Raridade mesmo é encontrar um livro pequeno, leve, de bolso, com poucas páginas, capítulos curtos e que seja arrebatador. Um exemplo de joia rara é o maravilhoso Como um romance, do escritor francês Daniel Pennac. Acho que não exige mais que uma hora de leitura. Talvez menos. O tempo que ele deixa em quem leu, isso sim, é infinito. Suas palavras são pontes para vários lugares.


Há uma despretensão no texto que garante a leveza. Parece que o autor escreveu completamente comprometido com o prazer, sem nenhum desejo de impressionar ninguém. Uma confissão genuína de sentimentos. O tema: a leitura. Daniel Pennac é professor de jovens e dedica o livro a pensar sobre o começo da vida de um leitor, o desenvolvimento da paixão pela literatura, essa relação forte e profunda como um romance.


Esse foi o primeiro livro indicado no Grupo de Estudos de Narrativa do Ateliê de Escrita Criativa. O intuito foi refletir sobre os leitores que somos antes de partir para a aventura de escrever. Nenhum escritor pode iniciar uma aventura pela construção de narrativas sem ser, antes disso, um leitor minimamente treinado e completamente apaixonado.


O texto de Pennac diz coisas tão comoventes que é preciso afastar o livro da vista e sorrir. Ou chorar um pouco. Por exemplo: que nossos livros preferidos estão atrelados a pessoas que amamos. Esse mesmo, Como um romance, foi presente de uma amiga muito querida, que me deu o original em francês.

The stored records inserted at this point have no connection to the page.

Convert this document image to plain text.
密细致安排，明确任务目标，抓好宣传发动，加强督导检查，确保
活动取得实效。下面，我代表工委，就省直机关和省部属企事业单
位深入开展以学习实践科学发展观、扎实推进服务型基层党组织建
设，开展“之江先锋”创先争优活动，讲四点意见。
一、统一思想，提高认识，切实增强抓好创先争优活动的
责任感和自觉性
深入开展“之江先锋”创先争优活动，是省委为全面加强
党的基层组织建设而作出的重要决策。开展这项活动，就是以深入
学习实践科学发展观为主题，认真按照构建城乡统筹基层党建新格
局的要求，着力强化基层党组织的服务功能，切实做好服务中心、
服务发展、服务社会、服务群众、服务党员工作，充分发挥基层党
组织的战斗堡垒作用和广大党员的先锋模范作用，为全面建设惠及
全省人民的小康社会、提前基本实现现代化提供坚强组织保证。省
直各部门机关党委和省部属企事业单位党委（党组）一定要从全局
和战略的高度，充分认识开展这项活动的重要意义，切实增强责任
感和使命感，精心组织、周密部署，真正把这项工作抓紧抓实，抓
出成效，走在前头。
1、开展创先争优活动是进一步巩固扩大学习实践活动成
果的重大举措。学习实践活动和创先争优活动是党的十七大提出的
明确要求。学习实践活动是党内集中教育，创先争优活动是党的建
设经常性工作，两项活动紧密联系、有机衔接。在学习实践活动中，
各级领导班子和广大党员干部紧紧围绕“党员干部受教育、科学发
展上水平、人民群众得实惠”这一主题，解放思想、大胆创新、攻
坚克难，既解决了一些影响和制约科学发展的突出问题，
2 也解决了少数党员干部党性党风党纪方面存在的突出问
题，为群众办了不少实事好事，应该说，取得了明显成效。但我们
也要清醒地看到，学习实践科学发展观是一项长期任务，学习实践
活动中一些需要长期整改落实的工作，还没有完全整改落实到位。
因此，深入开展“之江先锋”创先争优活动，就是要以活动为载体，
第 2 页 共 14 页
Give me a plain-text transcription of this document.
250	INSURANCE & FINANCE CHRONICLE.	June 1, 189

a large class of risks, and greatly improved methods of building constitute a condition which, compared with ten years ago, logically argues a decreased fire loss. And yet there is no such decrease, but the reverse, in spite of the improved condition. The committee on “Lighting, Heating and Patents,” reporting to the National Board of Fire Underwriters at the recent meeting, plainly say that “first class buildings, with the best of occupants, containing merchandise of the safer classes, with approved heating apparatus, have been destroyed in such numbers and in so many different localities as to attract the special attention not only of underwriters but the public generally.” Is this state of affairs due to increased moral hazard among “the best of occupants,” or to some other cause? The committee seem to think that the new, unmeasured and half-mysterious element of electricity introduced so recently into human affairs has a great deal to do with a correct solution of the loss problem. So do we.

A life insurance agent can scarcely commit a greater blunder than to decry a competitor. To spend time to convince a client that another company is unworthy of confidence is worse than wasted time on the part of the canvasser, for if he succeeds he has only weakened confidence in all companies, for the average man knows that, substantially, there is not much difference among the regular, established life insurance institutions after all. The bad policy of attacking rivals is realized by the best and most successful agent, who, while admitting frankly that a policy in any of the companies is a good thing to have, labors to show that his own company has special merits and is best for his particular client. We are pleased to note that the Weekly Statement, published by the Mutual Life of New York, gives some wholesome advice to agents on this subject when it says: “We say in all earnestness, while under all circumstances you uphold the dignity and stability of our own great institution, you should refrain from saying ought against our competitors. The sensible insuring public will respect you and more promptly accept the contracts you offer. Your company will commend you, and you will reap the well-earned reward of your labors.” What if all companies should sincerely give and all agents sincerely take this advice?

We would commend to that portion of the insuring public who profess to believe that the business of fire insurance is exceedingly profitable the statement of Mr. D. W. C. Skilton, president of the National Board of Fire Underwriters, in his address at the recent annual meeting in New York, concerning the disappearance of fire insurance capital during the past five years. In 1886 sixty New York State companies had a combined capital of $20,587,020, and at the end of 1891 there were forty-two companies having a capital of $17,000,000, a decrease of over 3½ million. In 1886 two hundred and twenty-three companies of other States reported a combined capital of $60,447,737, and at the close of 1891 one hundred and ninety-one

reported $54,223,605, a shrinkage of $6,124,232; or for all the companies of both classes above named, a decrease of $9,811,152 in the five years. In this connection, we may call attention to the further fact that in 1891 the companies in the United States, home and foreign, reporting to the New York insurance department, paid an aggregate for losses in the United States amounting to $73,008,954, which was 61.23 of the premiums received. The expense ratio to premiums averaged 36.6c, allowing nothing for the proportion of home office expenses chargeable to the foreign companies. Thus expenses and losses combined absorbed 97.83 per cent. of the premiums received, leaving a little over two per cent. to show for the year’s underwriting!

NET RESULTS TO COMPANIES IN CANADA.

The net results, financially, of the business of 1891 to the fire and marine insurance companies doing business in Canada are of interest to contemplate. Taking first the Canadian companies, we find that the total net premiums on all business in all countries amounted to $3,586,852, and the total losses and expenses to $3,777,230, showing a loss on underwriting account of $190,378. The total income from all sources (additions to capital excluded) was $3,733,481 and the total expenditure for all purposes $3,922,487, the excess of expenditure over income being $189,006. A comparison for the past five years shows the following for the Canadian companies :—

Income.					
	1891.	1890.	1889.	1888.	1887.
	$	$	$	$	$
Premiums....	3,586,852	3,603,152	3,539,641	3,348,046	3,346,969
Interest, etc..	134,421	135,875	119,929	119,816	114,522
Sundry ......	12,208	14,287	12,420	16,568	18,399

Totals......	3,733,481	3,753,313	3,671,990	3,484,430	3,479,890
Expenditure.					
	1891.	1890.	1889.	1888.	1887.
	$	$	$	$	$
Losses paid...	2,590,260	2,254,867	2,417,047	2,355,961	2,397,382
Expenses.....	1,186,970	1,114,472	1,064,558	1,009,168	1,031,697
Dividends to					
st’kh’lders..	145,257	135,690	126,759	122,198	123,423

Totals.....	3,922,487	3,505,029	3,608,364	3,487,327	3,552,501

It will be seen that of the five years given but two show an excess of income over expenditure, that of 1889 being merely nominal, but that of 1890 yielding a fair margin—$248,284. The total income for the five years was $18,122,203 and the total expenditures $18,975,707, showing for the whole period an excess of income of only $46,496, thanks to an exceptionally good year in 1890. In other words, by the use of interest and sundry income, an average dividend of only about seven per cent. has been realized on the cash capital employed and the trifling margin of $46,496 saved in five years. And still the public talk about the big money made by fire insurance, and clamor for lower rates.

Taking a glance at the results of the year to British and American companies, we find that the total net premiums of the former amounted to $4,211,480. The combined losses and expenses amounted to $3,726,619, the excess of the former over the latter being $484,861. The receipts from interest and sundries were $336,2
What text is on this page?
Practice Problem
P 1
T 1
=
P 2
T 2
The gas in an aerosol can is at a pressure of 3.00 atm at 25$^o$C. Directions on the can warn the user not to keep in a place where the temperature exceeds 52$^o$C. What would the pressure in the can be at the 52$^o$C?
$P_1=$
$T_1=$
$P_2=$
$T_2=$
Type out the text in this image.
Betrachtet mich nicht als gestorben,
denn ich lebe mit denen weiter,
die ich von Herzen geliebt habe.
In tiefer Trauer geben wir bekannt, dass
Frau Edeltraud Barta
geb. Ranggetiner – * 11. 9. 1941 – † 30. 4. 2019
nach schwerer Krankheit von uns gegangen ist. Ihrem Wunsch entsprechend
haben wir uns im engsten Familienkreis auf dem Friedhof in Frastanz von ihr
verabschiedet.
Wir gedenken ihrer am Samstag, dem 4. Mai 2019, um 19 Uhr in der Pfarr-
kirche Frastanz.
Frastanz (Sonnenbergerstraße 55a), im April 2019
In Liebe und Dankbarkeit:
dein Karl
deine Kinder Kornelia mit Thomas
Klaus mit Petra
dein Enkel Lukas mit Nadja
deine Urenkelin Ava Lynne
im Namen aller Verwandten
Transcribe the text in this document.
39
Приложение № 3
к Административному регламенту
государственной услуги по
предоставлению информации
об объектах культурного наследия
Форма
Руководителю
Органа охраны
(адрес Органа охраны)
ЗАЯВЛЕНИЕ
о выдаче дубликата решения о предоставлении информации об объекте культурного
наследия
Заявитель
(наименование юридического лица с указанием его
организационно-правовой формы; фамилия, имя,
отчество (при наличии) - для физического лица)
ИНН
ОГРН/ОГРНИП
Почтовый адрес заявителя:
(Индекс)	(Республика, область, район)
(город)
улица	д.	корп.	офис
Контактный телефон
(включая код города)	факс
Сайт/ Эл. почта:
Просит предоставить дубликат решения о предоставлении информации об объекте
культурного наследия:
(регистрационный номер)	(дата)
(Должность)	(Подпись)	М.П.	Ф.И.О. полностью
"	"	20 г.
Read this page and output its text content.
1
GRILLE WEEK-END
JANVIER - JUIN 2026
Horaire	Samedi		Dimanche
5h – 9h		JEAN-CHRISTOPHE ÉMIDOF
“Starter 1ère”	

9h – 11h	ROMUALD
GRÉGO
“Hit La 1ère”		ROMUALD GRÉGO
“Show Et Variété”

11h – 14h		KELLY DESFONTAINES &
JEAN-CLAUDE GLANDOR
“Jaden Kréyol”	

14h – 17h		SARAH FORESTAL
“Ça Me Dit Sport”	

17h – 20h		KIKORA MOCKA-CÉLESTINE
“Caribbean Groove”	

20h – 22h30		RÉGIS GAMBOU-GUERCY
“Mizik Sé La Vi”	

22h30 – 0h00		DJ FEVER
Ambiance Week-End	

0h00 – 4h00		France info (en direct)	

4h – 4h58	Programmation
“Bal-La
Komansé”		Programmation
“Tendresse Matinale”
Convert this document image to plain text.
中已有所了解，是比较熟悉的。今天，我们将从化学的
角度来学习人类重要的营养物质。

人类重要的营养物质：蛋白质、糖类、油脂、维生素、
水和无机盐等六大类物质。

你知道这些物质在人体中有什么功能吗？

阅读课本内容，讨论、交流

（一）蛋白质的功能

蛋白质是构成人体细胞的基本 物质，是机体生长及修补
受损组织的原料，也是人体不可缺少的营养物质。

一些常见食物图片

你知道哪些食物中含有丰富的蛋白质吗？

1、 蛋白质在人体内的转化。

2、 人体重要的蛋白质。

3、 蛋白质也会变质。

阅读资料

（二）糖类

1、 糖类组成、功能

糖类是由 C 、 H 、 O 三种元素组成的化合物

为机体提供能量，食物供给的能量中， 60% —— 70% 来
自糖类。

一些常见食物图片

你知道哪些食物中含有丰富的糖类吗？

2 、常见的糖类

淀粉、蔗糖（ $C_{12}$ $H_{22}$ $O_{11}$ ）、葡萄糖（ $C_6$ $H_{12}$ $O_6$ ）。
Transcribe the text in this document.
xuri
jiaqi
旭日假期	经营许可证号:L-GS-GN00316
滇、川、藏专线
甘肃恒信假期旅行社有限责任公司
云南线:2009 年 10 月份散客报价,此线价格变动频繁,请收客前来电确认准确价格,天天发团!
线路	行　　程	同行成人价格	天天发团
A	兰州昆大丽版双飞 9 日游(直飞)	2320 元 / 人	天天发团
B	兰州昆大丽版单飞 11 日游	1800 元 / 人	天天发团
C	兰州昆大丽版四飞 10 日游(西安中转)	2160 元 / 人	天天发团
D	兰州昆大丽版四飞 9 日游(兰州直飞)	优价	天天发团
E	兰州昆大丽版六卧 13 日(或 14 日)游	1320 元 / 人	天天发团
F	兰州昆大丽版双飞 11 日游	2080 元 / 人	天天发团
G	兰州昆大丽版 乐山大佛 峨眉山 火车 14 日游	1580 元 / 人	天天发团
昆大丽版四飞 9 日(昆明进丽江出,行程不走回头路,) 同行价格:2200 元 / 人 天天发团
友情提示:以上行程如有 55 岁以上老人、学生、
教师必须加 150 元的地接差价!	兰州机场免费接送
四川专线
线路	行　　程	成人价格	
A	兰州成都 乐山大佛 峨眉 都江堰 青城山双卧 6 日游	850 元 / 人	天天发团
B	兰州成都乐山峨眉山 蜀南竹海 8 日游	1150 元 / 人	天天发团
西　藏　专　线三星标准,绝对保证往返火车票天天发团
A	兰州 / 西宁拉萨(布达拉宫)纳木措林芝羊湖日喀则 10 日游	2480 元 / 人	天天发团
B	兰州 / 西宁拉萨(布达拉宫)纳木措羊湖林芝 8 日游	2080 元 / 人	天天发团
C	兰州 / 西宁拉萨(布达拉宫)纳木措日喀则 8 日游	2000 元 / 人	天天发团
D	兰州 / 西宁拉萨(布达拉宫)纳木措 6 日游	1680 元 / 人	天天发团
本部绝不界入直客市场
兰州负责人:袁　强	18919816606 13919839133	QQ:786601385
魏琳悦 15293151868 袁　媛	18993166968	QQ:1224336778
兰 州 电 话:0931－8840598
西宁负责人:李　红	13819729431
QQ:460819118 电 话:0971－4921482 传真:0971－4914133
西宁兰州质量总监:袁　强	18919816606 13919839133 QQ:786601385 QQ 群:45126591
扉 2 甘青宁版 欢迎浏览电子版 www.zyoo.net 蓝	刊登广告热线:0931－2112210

No Grupo de Estudos, a recepção desse trabalho foi de uma beleza inesperada. A leitura despertou depoimentos lindos. Da aluna que só começou a amar a Literatura depois dos trinta anos, de outra que entendeu melhor seu papel de professora e mãe diante de um futuro leitor e de mais outra que foi tomada pelo ímpeto de lutar pela difusão da leitura.


Soube que Daniel Pennac morou em Fortaleza nos anos 1980. Que privilégio tivemos. Não consegui descobrir nada sobre sua passagem por aqui, se escreveu algo sobre a cidade, quanto tempo ficou, onde morou. O que sei é que ele conseguiu um feito raro: preparar um livro pequeno e delicado com o valor de uma joia preciosa. No fim das contas, acho que todo escritor deveria buscar esse objetivo na sua vida: ter tempo suficiente para escrever um livro-pérola.